Однако тотчас же лицо его омрачилось грустью:
— Ас тобой, Салюся, как мы собирались и хотели, так и пойдем в один день к алтарю… в один день… только вдали друг от друга и в вечной разлуке…
Он вытер рукой мокрые глаза, уселся на лавку и долго сидел, печально понуря голову.
V
Константы Осипович молотил овес в своем новом, великолепном овине. В тот год овес хорошо уродился, но Константы не продал еще ни зернышка. Теперь он вслух и открыто приписывал проволочку с продажей своей предусмотрительности и уму. — Все надо делать с умом, — говорил он. — Чего я не знаю и знать не могу, ибо оно еще в руках божьих, то я всегда угадаю или предусмотрю. Другой давно бы соблазнился ценой и сбыл бы овес, а я угадал, что мне самому понадобится овес! Словно мне кто на ухо шепнул: пусть еще полежит зерно! А кто мне шепнул? Ум мой, вот кто! Фью, фью, фью!
А понадобится он потому, что на свадьбу должно было съехаться множество народу, а Константы был слишком тщеславен, чтобы не засыпать каждой "гостевой" лошади хотя бы мерку смешанного с сечкой овса.
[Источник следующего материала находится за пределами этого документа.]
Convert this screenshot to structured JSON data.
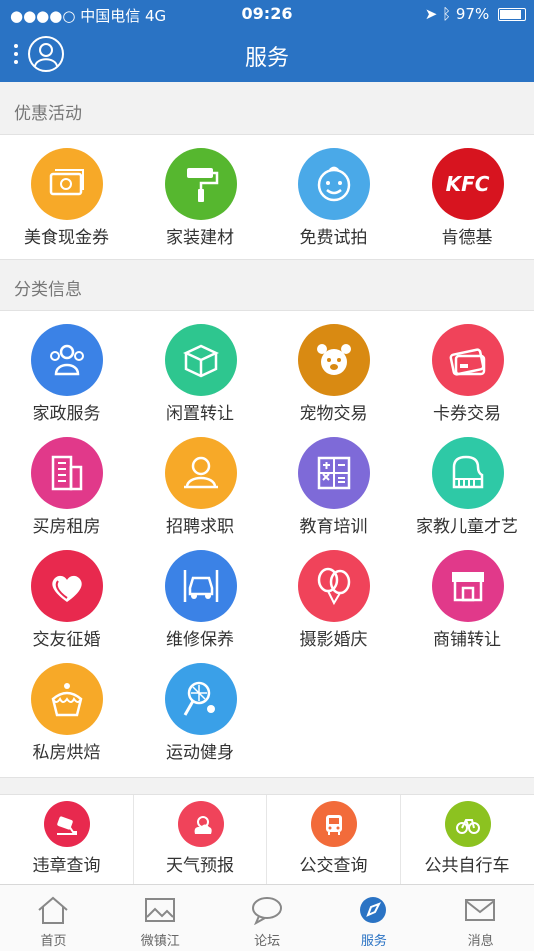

В другое время такой расход его бы крайне огорчил, но теперь он был слишком доволен и горд сватовством сестры, которое приняло столь счастливый оборот. Только изредка, да и то не надолго, он вдруг впадал в уныние, но старался его не выказывать.
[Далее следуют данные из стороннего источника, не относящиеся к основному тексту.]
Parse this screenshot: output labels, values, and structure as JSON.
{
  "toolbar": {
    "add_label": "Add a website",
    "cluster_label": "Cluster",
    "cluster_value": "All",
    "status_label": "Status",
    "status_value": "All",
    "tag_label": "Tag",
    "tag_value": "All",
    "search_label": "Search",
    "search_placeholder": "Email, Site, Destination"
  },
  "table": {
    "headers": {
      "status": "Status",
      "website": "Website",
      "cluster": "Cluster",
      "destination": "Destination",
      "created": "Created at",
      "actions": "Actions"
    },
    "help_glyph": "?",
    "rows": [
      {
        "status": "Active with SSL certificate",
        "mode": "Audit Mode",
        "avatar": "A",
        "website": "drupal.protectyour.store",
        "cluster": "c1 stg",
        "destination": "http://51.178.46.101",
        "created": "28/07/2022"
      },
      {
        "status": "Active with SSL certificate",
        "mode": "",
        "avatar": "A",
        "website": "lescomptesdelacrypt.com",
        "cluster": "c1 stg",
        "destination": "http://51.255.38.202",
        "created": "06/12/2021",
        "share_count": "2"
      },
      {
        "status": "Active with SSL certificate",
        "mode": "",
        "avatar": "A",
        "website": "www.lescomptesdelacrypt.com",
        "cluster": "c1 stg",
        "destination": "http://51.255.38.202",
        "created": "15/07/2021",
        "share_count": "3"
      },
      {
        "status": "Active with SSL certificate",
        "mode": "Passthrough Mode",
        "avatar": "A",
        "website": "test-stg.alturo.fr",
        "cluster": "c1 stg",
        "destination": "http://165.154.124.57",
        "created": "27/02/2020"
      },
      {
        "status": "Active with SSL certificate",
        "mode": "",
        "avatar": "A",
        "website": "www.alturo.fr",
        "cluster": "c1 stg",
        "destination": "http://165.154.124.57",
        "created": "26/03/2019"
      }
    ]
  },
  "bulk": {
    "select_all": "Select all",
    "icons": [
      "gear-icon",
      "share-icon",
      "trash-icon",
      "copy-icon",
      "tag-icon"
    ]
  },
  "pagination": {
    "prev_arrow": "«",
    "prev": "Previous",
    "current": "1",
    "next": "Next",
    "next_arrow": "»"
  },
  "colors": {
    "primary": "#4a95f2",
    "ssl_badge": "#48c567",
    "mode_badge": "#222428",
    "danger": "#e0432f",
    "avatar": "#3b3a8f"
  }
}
Панцевич, жена которого теперь постоянно находилась у брата, вчера тоже приехал сюда с тем, чтобы остаться до близкого уже дня свадьбы. Встав поутру, он прошелся по усадьбе и со всех сторон осмотрел хозяйственные постройки шурина с таким вниманием, словно видел их впервые в жизни; с жалостью, а еще более с презрением поглядел на избушку Габрыся, наконец ему стало скучно, и, скинув сюртук, он принялся помогать шурину молотить. Без сюртуков и жилетов, оставшись в одних белоснежных рубашках, они стояли неподалеку друг от друга между двумя пахнущими зерном закромами, оба поднимали и с силой обрушивали цепы на снопы, лежавшие на току. Гость молотил медленне и степенно, хозяин быстро, с обычной своей горячностью, так что на один удар Панцевича приходилось два удара Константа. Эти глухие, но сильные удары разносились по всей усадьбе в мерном, однообразном ритме. В огороде, в саду, на скотном дворе и даже на ухабистой дороге, пролегавшей вдоль поля, слышались безостановочные, громкие и ровные три такта: таф, таф, таф! таф, таф, таф! Казалось, это огромный желтый овин, укутанный белым одеялом, о чем-то безумолку болтает.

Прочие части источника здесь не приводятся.